A visit to World-Class Research Facilities
The state-of-the-art research facilities ESS and MAX IV equip the whole of Europe with globally leading neutron and synchrotron super-microscopes. During the IVC 21, we will organize guided tours to MAX IV and ESS and hear presentations from experts on how can these advanced instruments and materials research undertaken at these facilities address challenges in basic science as well as in industrial applications.
The site visits has limited seats and will take place on Wednesday afternoon, July 3rd
MAX IV is currently is the world’s most brilliant synchrotron light source. MAX IV is used for research projects within physics, chemistry, engineering, pharmacology, biology, environmental science, geology, and cultural heritage. At MAX IV one can examine molecular structures and surfaces in a far more detailed way than before by using techniques such as imaging, spectroscopy and scattering. MAX IV offers researchers and the industry unique opportunities to study and develop for instance, new drugs, efficient batteries and solar cells as well as alloys, paper, fabrics and plastics with new functions and properties. MAV IV is open for users since spring 2017.

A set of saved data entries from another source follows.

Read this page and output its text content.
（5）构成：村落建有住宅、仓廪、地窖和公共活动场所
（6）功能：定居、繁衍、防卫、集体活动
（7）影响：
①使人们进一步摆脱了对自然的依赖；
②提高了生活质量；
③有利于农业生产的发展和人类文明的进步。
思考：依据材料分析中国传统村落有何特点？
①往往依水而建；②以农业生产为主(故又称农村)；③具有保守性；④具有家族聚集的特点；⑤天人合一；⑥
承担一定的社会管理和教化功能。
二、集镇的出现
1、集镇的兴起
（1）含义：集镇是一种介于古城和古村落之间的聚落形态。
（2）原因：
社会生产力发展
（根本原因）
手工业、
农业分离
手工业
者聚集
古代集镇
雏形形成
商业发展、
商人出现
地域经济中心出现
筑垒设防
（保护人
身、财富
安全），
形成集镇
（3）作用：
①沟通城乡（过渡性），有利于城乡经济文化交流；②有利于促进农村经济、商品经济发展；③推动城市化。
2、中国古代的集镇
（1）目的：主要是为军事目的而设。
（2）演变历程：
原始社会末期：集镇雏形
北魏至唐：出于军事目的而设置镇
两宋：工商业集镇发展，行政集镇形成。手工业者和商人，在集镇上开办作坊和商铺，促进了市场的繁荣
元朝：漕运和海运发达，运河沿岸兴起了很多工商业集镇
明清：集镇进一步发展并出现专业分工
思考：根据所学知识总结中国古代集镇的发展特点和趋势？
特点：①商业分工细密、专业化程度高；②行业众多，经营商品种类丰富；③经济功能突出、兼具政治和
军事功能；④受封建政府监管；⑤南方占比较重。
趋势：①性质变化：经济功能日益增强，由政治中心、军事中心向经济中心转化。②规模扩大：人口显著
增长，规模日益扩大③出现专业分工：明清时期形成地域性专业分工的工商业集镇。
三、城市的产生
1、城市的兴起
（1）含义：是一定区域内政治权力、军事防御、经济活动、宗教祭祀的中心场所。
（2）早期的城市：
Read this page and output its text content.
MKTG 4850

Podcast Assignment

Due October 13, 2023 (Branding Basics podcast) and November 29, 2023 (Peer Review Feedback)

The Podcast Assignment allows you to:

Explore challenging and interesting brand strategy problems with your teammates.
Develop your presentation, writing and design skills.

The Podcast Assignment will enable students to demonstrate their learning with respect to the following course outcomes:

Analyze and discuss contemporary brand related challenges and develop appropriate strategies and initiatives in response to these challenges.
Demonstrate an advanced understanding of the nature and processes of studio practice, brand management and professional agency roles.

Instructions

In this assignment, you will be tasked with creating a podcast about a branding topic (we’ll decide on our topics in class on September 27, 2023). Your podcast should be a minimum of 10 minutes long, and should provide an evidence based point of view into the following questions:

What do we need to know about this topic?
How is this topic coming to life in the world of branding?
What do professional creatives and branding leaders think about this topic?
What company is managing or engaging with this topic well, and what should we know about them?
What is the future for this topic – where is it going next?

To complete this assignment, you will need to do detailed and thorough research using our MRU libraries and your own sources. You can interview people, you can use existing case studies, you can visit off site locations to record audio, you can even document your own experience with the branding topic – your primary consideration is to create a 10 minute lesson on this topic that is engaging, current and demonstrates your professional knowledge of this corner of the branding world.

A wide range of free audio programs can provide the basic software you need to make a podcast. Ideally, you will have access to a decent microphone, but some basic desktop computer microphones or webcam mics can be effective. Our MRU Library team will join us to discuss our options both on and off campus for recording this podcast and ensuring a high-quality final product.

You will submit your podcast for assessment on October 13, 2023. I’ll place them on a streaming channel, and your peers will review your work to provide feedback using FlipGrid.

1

The European Spallation Source will be a world leader in experiments that expose materials to intense beams of neutrons in specialized instruments. The resulting images will reveal the molecular structure of materials, allowing scientists to explore their physical and chemical properties on a whole new level. ESS is a pan-European project, with Sweden and Denmark serving as host countries. The main research facility is based in Lund, Sweden and the Data Management and Software Centre is located in Copenhagen, Denmark. The ESS is expected to deliver its first neutrons by the end of the decade, with the user program to follow in 2023.